Institutions push Bitcoin price toward May highs
The share of CME in total open interest (OI) on Bitcoin futures over the past two weeks rose from 12% to a record 17% since February 2021, according to Arcane Research.
The Weekly Update — Week 40
🔹#Bitcoin continues to outperform altcoins. Has bitcoin’s time to shine finally arrived?
🔹Institutions are piling into the CME futures, betting on a futures-backed ETF approval
🔹Mining profitability surges in Octoberhttps://t.co/97Q8xqhfdn— Arcane Research (@ArcaneResearch) October 12, 2021
This explains one of the main reasons for the current Bitcoin rally to May highs.

Experts noted that open interest rose to 340,000 BTC in the period from September 26 to October 10, marking the fastest pace since July. That period was also accompanied by increased buying activity. The largest contribution came from CME traders — the figure rose from $1.5 billion to $3.3 billion.

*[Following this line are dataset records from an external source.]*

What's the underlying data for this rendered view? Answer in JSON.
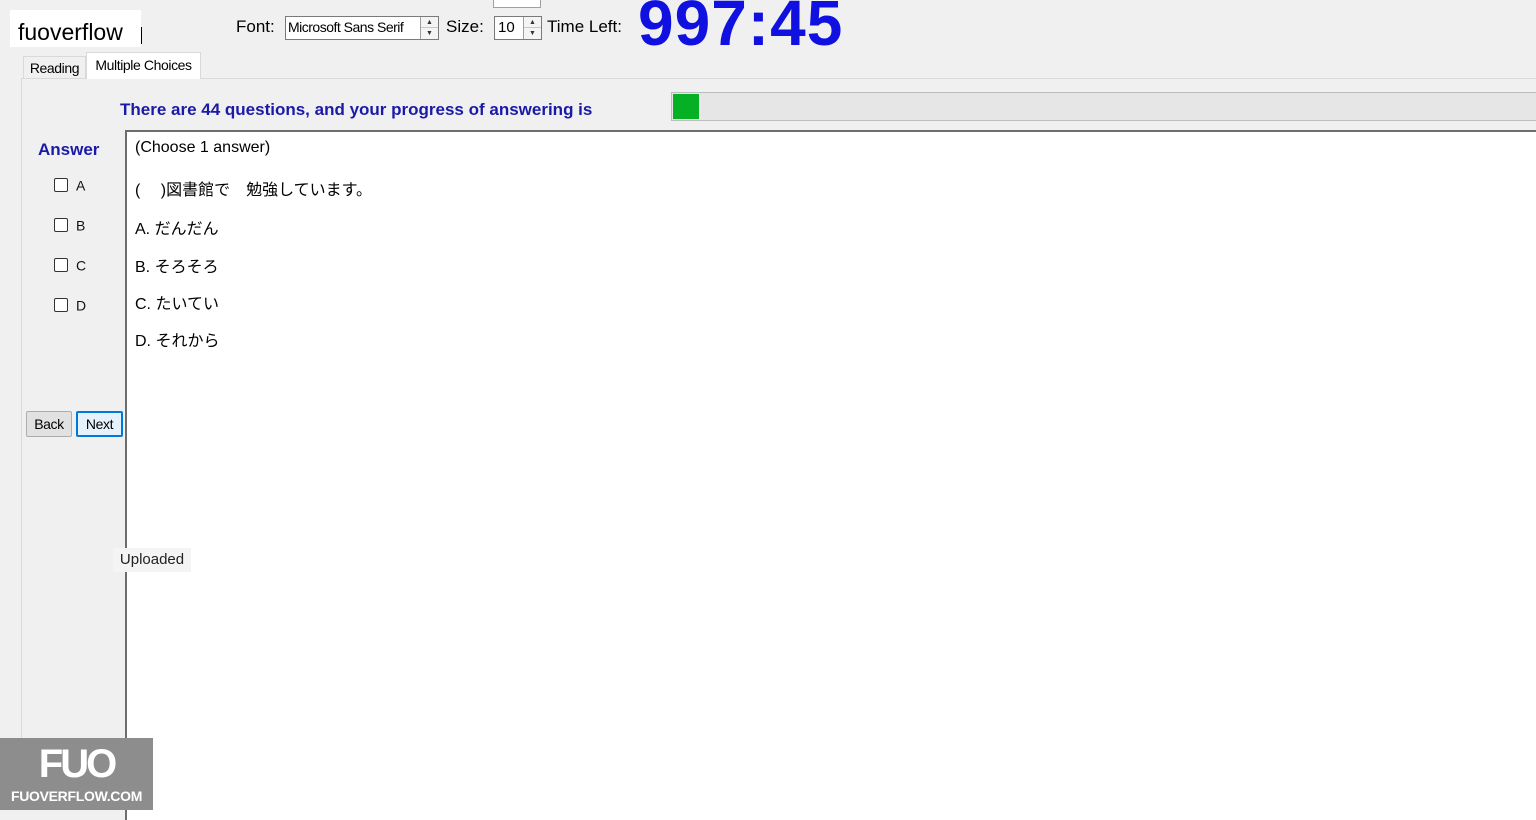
{
  "watermark": {
    "label": "fuoverflow"
  },
  "toolbar": {
    "font_label": "Font:",
    "font_value": "Microsoft Sans Serif",
    "size_label": "Size:",
    "size_value": "10",
    "time_label": "Time Left:",
    "time_value": "997:45"
  },
  "tabs": [
    {
      "label": "Reading",
      "active": false
    },
    {
      "label": "Multiple Choices",
      "active": true
    }
  ],
  "progress": {
    "label": "There are 44 questions, and your progress of answering is",
    "fraction": 0.03,
    "fill_color": "#06b025"
  },
  "answer": {
    "title": "Answer",
    "options": [
      "A",
      "B",
      "C",
      "D"
    ]
  },
  "navigation": {
    "back_label": "Back",
    "next_label": "Next"
  },
  "question": {
    "instruction": "(Choose 1 answer)",
    "stem": "(　 )図書館で　勉強しています。",
    "choices": [
      "A. だんだん",
      "B. そろそろ",
      "C. たいてい",
      "D. それから"
    ]
  },
  "status": {
    "uploaded": "Uploaded"
  },
  "logo": {
    "mark": "FUO",
    "text": "FUOVERFLOW.COM"
  },
  "colors": {
    "accent_blue": "#1a1aa8",
    "timer_blue": "#1010e0"
  }
}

In the context of basis relative to unregulated venues, CME futures began trading at a premium in October, something last seen in July, and for the year 2021 overall it was rare.
Analysts saw this as a signal of a more ‘healthy’ rise in the price of the first cryptocurrency. They cited a bullish forecast by CME traders regarding the chances of the US SEC approving a Bitcoin ETF.

On the perpetual-contracts market, the funding rate remained in positive territory (in the range of 0.01–0.03%), signaling maintained positive price expectations. The metric did not reach March–April levels (0.1%), preceding Bitcoin’s historic high.

Glassnode analysts noted that Bitcoin’s return to May highs is accompanied by positive trends in accumulation, hodler behavior and rising on-chain activity.
Earlier, Pantera Capital CEO Dan Morehead did not rule out that the launch of a Bitcoin ETF could end the bull market.